Bewirtschaftungskontrolle
    Wir leben in einer Weltregion mit einer sehr hohen Kontrolldichte. Für alles und jedes gibt es eine Norm oder Vorschrift, selbst für Bananen oder Kondome. Tausende Beamte kontrollieren akribisch die Einhaltung aller Bestimmungen und das will ich auch gar nicht kritisieren. Denn abgesehen von wenigen Auswüchsen funktioniert unser öffentliches Leben nur deshalb so friedlich und zuverlässig, weil die Spielregeln von allen eingehalten werden müssen.

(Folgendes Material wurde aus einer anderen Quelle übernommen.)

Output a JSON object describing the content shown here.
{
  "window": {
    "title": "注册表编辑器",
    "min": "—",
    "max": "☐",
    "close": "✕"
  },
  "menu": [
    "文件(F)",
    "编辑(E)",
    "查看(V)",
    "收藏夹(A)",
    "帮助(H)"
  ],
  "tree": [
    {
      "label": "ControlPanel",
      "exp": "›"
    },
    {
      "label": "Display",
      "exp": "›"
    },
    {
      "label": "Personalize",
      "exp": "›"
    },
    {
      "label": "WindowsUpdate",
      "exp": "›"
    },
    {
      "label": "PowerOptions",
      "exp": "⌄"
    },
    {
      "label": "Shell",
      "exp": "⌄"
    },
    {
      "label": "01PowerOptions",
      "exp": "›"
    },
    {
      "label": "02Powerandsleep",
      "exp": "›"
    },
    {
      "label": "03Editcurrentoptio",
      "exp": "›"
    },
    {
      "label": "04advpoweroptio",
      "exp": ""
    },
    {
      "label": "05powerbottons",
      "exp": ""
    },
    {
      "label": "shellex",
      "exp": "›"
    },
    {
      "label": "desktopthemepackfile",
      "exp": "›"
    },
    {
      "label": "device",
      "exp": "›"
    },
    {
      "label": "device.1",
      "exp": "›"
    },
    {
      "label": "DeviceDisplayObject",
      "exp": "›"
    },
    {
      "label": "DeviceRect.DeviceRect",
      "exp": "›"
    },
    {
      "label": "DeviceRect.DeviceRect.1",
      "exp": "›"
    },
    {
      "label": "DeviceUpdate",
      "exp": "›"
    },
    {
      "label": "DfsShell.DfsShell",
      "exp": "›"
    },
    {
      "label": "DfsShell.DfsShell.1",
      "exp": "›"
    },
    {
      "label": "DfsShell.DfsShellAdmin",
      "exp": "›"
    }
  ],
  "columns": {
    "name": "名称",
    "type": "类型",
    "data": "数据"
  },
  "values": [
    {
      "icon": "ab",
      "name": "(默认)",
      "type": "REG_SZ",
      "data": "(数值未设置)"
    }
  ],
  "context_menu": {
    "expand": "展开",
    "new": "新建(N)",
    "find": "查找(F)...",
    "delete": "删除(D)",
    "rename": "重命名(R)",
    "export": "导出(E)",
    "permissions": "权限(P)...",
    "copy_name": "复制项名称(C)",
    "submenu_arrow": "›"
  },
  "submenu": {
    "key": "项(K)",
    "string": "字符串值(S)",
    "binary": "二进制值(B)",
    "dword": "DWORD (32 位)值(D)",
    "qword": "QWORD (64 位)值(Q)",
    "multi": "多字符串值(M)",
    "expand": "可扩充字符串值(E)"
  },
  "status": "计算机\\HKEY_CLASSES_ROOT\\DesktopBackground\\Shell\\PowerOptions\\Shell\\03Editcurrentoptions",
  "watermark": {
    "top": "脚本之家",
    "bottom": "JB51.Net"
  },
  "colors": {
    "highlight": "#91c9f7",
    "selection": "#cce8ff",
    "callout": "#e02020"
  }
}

    Wenn uns eine Regelung persönlich betrifft, uns Einschränkungen auferlegt, sehen wir das naturgemäß ein wenig anders. Wäre es nicht paradiesisch, wenn wir uns selber überwachen dürften? So etwa bei der jährlichen Steuererklärung. Keine Frage, die meisten von uns würden angeben, es gäbe bei uns nichts zu holen. Dieses Paradies gibt es für Otto Normalverbraucher nicht, wohl aber für Otto Normalförster. Denn die Forstverwaltungen sind amtliche Planer, Bewirtschafter und Kontrolleure in Personalunion. Sie bescheinigen sich selbst die Einhaltung der Nachhaltigkeit und die Berücksichtigung von Umweltbelangen. In keinem anderen Wirtschaftszweig wird so wenig ohne Aufsicht durch Dritte gearbeitet. Getarnt wird diese Praxis mithilfe einer Reihe von Verfahren, die scheinbar transparent und objektiv sind.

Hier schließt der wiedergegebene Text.